Ed McGrogan: Jennifer Brady and Jessica Pegula. Really good friends and players, they will both be expected to succeed in Miami, and I’m curious to see how each handles the spotlight. For Pegula, can she keep her run going back home? For Brady, this feels like a title she can win.
Matt Fitzgerald: I’m interested to see how Ash Barty’s first tournament overseas in the COVID-19 era goes. The modified ranking system has worked in her favor up to this point, and Miami is a great place for her to return on the international stage, for it was the launching pad of her path to No. 1 two years ago, when she won the title.
Joel Drucker: How will players continue to handle the ongoing stress of being part of the traveling tennis circus amid a pandemic? Miami has historically been one of the tour’s liveliest spots, a spicy mix of urban color and high-stakes tennis. But with everything far more constricted these days, the players will occupy a far narrower bubble.
Van Sias: On the men’s side, Murray and John Isner are the only former champions in the field, while Kei Nishikori and Alexander Zverev are the only ones to have even reached the final. With so many pre-tournament withdrawals, will someone break through and come away with one of the game’s biggest prizes?
Peter Bodo: Roger Federer and Rafael Nadal first met in an official match in the third round of Miami in 2004, months before the Spanish whiz kid turned 18. Nadal won with surprising ease, leaving many stunned by his unorthodox game. (Nadal did not manage to win that or any other installment of the Miami Open (0-5 in finals), while Federer is 4-1 for his career in Miami finals.)
Cale Hammond: The first meeting between Federer and Nadal. I was 12 years old, and will never forget John Barrett’s prescient and spine-tingling sign off: “A quite astonishing win by a young man who’s progress is so fast, so rapid, that one wonders where it will all end.” Seventeen years later, we are all still wondering.
Ashley Ndebele: The 2017 Roger Federer-Nick Kyrgios pressure-filled three-setter had all the makings of epic drama: tension, plot twists, Fed fans making line calls before points were over, boos, hot shots, momentum shifts, fire power, come-ons, clutch serving, three tiebreaks, you name it. There was no shortage of nail-biting moments.

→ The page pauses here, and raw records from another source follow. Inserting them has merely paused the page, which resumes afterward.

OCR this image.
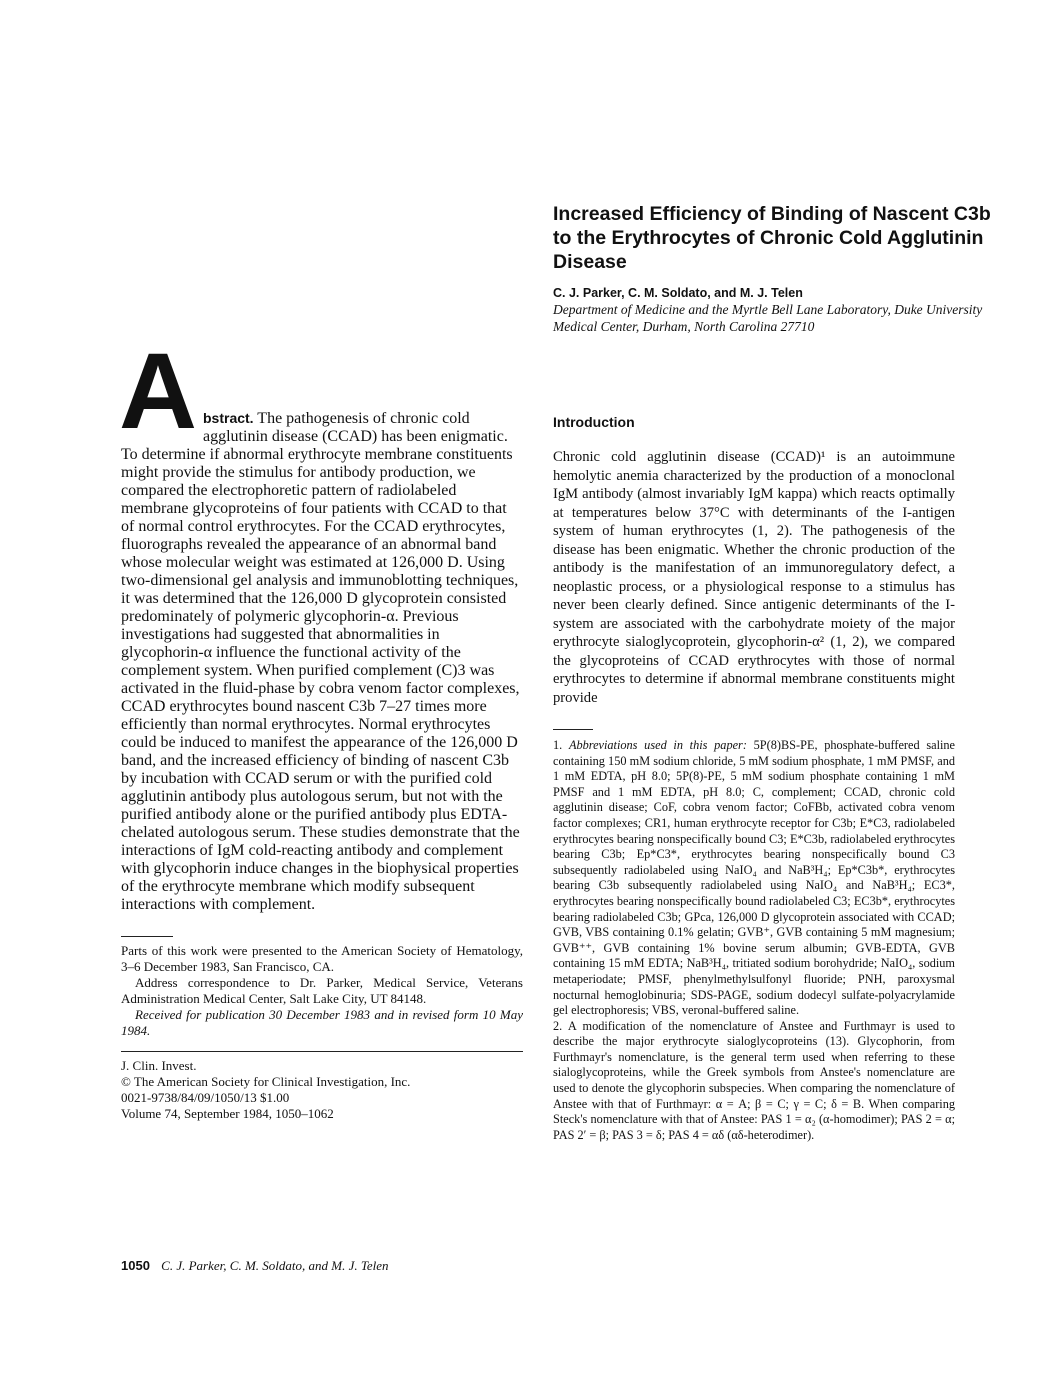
Increased Efficiency of Binding of Nascent C3b to the Erythrocytes of Chronic Cold Agglutinin Disease
C. J. Parker, C. M. Soldato, and M. J. Telen
Department of Medicine and the Myrtle Bell Lane Laboratory, Duke University Medical Center, Durham, North Carolina 27710

A bstract. The pathogenesis of chronic cold agglutinin disease (CCAD) has been enigmatic. To determine if abnormal erythrocyte membrane constituents might provide the stimulus for antibody production, we compared the electrophoretic pattern of radiolabeled membrane glycoproteins of four patients with CCAD to that of normal control erythrocytes. For the CCAD erythrocytes, fluorographs revealed the appearance of an abnormal band whose molecular weight was estimated at 126,000 D. Using two-dimensional gel analysis and immunoblotting techniques, it was determined that the 126,000 D glycoprotein consisted predominately of polymeric glycophorin-α. Previous investigations had suggested that abnormalities in glycophorin-α influence the functional activity of the complement system. When purified complement (C)3 was activated in the fluid-phase by cobra venom factor complexes, CCAD erythrocytes bound nascent C3b 7–27 times more efficiently than normal erythrocytes. Normal erythrocytes could be induced to manifest the appearance of the 126,000 D band, and the increased efficiency of binding of nascent C3b by incubation with CCAD serum or with the purified cold agglutinin antibody plus autologous serum, but not with the purified antibody alone or the purified antibody plus EDTA-chelated autologous serum. These studies demonstrate that the interactions of IgM cold-reacting antibody and complement with glycophorin induce changes in the biophysical properties of the erythrocyte membrane which modify subsequent interactions with complement.

Parts of this work were presented to the American Society of Hematology, 3–6 December 1983, San Francisco, CA.

Address correspondence to Dr. Parker, Medical Service, Veterans Administration Medical Center, Salt Lake City, UT 84148.

Received for publication 30 December 1983 and in revised form 10 May 1984.

J. Clin. Invest.

© The American Society for Clinical Investigation, Inc.

0021-9738/84/09/1050/13 $1.00

Volume 74, September 1984, 1050–1062

Introduction

Chronic cold agglutinin disease (CCAD)¹ is an autoimmune hemolytic anemia characterized by the production of a monoclonal IgM antibody (almost invariably IgM kappa) which reacts optimally at temperatures below 37°C with determinants of the I-antigen system of human erythrocytes (1, 2). The pathogenesis of the disease has been enigmatic. Whether the chronic production of the antibody is the manifestation of an immunoregulatory defect, a neoplastic process, or a physiological response to a stimulus has never been clearly defined. Since antigenic determinants of the I-system are associated with the carbohydrate moiety of the major erythrocyte sialoglycoprotein, glycophorin-α² (1, 2), we compared the glycoproteins of CCAD erythrocytes with those of normal erythrocytes to determine if abnormal membrane constituents might provide

1. Abbreviations used in this paper: 5P(8)BS-PE, phosphate-buffered saline containing 150 mM sodium chloride, 5 mM sodium phosphate, 1 mM PMSF, and 1 mM EDTA, pH 8.0; 5P(8)-PE, 5 mM sodium phosphate containing 1 mM PMSF and 1 mM EDTA, pH 8.0; C, complement; CCAD, chronic cold agglutinin disease; CoF, cobra venom factor; CoFBb, activated cobra venom factor complexes; CR1, human erythrocyte receptor for C3b; E*C3, radiolabeled erythrocytes bearing nonspecifically bound C3; E*C3b, radiolabeled erythrocytes bearing C3b; Ep*C3*, erythrocytes bearing nonspecifically bound C3 subsequently radiolabeled using NaIO₄ and NaB³H₄; Ep*C3b*, erythrocytes bearing C3b subsequently radiolabeled using NaIO₄ and NaB³H₄; EC3*, erythrocytes bearing nonspecifically bound radiolabeled C3; EC3b*, erythrocytes bearing radiolabeled C3b; GPca, 126,000 D glycoprotein associated with CCAD; GVB, VBS containing 0.1% gelatin; GVB⁺, GVB containing 5 mM magnesium; GVB⁺⁺, GVB containing 1% bovine serum albumin; GVB-EDTA, GVB containing 15 mM EDTA; NaB³H₄, tritiated sodium borohydride; NaIO₄, sodium metaperiodate; PMSF, phenylmethylsulfonyl fluoride; PNH, paroxysmal nocturnal hemoglobinuria; SDS-PAGE, sodium dodecyl sulfate-polyacrylamide gel electrophoresis; VBS, veronal-buffered saline.

2. A modification of the nomenclature of Anstee and Furthmayr is used to describe the major erythrocyte sialoglycoproteins (13). Glycophorin, from Furthmayr's nomenclature, is the general term used when referring to these sialoglycoproteins, while the Greek symbols from Anstee's nomenclature are used to denote the glycophorin subspecies. When comparing the nomenclature of Anstee with that of Furthmayr: α = A; β = C; γ = C; δ = B. When comparing Steck's nomenclature with that of Anstee: PAS 1 = α₂ (α-homodimer); PAS 2 = α; PAS 2′ = β; PAS 3 = δ; PAS 4 = αδ (αδ-heterodimer).

1050 C. J. Parker, C. M. Soldato, and M. J. Telen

Kamakshi Tandon: It's tempting to go with firecracker tennis on show during the Federer-Kyrgios semifinal a few years ago, but I'll throw in Anna Kournikova's 1998 run to what was then the Lipton final. On the way she beat four consecutive Top 10 players—Monica Seles, Conchita Martinez, Lindsay Davenport and Arantxa Sanchez Vicario, before falling to Venus Williams. It was a record, and something I bring up when someone mentions that she never won a singles title.
Jordaan Sanford: Throughout all the years, Andre Agassi’s grueling three-set tiebreak victory over Pete Sampras in the 1995 edition remains my all-time favorite. It was always special watching the polar opposites clash, and it was also the first deciding-set tiebreak in tournament history.
Jon Levey: The 2005 five-set final between Federer and Nadal was a harbinger of the rivalry to come. I watched a large chunk of the match in the lounge of a NYC tennis club. As much as any thrilling point, what stuck with me was how those in the room were already establishing their allegiances: Roger’s grace vs. Rafa’s grit. More than 15 years later, the two camps are still trying to work out their differences.
David Kane: Trailing Crandon Park by three decades, the Hard Rock Stadium nonetheless managed an iconic moment—or certainly a meme—in its inaugural fortnight in 2019 when Bianca Andreescu and Angelique Kerber faced off in a rematch of their Indian Wells final. Kerber bowed out to Andreescu for the second time in two weeks, and the frustrated former No. 1 called the streaking Canadian “the biggest drama queen ever” at the handshake. Rock and roll, indeed.